Striking doctors at public hospitals are likely to face disciplinary charges for defying a Labour Court order issued last Friday compelling...

Striking doctors at public hospitals are likely to face disciplinary charges for defying a Labour Court order issued last Friday compelling them to report for duty within 48 hours of the ruling which declared their collective job action as illegal.

But, the Zimbabwe Hospital Doctors’ Association (ZHDA) leadership met its members at Parirenyatwa Group of Hospitals yesterday where they vowed to stay at home until government ensured that they earn meaningful salaries.

Addressing members, ZHDA secretary-general, Tawanda Zvakada said the order of the Labour Court did not change anything because they remain incapacitated.

“It is not like we are feigning incapacitation; the incapacitation is real, so unless the court provides the means for us to report for work, feed ourselves and our children, which we can’t do at the moment, then it does not change anything. 
Zimbabwe Striking Doctors 

“It is important to note that a court order must be enforceable in this case in as much as we want to comply we are incapable,” Zvakada said.

Doctors are demanding that government pays them the equivalent of their United States dollar salaries in local currency pegged at the interbank rate, which is currently the 1:15 rate to the US dollar.

The professionals on average earn $2 000 which is almost equivalent to US$120 per month which they say cannot meet their day-to-day cost of living needs.

ZHDA treasurer-general Tapiwa Mungofa said: “If only we could get a court order to buy groceries from shops, to pay rent or to buy fuel, then we won’t hesitate to accept a court order. Until then, we are incapacitated to report for duty. 

“We could appeal against the Labour Court ruling to the Supreme Court, but we do not even have money to pay lawyers because our struggle is real,” Mungofa said.
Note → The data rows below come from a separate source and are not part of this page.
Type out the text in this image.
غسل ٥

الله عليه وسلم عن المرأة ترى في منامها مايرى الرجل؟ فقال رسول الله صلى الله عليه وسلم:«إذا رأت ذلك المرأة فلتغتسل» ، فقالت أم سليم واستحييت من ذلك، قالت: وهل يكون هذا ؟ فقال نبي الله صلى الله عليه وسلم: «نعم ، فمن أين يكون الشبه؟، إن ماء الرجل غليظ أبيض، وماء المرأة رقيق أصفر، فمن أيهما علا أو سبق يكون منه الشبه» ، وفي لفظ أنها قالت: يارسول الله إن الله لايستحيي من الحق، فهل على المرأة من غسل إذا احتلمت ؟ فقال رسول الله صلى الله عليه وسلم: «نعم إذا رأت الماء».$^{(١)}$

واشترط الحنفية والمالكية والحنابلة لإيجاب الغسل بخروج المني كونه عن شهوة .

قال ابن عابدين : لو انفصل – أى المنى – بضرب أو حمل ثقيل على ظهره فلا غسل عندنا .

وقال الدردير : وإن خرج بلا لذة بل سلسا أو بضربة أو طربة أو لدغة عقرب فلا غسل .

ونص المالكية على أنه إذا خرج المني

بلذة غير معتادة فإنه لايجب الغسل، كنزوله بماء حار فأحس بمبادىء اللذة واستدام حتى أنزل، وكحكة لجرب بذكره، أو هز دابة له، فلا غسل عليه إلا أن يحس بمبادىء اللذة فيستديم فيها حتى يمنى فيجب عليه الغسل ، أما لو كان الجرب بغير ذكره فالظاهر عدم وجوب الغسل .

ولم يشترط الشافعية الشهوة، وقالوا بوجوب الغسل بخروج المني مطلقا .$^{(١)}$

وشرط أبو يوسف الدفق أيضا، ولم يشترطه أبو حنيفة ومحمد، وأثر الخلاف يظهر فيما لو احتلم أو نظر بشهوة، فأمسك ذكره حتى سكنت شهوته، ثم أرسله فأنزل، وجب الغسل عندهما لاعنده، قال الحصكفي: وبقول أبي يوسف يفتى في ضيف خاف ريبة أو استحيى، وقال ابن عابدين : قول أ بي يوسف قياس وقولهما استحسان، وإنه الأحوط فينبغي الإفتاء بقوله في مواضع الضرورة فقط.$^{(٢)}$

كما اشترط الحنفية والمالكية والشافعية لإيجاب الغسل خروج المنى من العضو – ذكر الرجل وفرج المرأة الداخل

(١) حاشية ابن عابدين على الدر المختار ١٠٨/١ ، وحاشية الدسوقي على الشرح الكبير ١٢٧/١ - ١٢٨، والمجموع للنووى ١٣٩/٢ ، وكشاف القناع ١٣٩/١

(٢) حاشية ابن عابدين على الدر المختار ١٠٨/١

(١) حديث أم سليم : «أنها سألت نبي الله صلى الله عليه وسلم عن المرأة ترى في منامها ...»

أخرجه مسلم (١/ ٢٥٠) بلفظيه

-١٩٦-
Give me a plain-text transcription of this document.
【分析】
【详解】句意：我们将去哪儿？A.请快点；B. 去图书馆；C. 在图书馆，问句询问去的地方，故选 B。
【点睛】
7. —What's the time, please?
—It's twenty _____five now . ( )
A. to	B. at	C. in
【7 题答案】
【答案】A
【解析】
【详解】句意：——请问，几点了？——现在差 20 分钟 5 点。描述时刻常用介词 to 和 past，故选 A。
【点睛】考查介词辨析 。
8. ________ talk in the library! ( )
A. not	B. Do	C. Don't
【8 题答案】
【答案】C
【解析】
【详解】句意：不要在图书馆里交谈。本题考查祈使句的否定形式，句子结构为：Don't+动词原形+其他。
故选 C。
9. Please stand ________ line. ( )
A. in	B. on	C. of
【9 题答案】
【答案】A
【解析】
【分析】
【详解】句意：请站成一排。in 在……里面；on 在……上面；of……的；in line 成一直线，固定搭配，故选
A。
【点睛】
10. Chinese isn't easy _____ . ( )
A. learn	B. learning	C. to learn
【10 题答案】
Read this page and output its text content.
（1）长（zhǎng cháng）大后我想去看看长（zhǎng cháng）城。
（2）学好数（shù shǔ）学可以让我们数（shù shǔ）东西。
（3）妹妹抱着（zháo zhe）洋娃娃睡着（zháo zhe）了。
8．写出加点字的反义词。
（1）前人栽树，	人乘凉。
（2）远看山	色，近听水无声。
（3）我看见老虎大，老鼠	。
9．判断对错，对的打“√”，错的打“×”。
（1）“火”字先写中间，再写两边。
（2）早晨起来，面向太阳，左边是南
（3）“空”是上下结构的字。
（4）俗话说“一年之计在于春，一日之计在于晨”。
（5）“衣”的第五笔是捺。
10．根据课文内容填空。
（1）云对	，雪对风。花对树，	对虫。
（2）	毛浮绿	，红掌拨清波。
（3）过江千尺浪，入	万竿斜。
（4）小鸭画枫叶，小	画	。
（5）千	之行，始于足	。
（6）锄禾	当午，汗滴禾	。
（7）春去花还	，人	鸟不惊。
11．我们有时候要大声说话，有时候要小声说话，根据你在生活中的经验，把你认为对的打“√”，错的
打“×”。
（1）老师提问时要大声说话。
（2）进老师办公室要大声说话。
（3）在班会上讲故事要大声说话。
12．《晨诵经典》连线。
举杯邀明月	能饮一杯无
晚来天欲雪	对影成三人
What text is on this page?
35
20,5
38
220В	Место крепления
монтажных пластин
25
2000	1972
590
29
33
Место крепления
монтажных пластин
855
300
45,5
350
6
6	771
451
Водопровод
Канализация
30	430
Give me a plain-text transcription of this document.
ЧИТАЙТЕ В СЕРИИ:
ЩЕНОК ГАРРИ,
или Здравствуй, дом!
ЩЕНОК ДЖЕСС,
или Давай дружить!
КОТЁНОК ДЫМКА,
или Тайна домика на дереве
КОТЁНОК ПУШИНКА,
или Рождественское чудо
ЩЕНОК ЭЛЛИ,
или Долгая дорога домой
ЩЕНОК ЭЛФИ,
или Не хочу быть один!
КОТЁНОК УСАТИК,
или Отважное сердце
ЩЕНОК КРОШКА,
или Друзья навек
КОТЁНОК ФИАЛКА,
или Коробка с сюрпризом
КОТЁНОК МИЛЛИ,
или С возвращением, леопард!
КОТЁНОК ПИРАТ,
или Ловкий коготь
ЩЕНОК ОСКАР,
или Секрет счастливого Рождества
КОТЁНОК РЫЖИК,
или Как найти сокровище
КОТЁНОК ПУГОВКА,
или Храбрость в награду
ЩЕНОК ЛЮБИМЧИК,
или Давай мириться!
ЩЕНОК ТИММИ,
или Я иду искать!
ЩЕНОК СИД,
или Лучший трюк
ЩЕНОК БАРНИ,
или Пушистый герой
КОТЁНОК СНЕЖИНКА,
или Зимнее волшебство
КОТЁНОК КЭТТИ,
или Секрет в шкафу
Facing the risk of being fired or sanctioned, the doctors said going back to work on the paltry salaries would be as good as being fired while on the job, because government was paying them an equivalent of 10 chickens a month.

“Doctors, let us bring sanity to our profession. We cannot even buy 10 birds of chicken with our salaries, so we will not report for duty until our employer offers a tangible solution,” said Rumbidzai Jamba, a member of ZHDA, during a solidarity meeting.

The doctors, who are preparing to receive their leader, acting president Peter Magombeyi – who has been receiving treatment in South Africa after he was allegedly abducted and tortured last month, said they will not relent.

“Our (ZHDA) president Peter Magombeyi is set to return home any time this week. He is recovering well and still receiving outpatient treatment and counselling in South Africa. We are in constant communication with him and we are re-engaging him in our struggle and he is still in solidarity with us,” Zvakada said.

Health ministry spokesperson Donald Mujiri said he was locked up in a meeting to deal with the issue of doctors’ strike and could not immediately state government’s position regarding the job action.

“I am currently in a meeting to deal with that matter, so I cannot give you further information,” he said. However, doctors at Chitungwiza Central Hospital seemed to sing a different tune as they reported for duty in their numbers, except a few.

Chitungwiza Central Hospital chief executive Enock Mayida confirmed that since the strike commenced over 40 days ago, doctors at the institution had not entirely downed tools.

“Generally, the doctors were reporting for duty since the strike began, consultants were available doing their work. The majority of those who had not been coming to work reported for duty today (yesterday). They responded to the 48-hour ultimatum although we were not entirely affected from the onset,” he said.

The doctors have remained defiant, in a strike which is the sixth since the President Emmerson Mnangagwa-led government came into power with perennial demands dating back from the later former President Robert Mugabe era.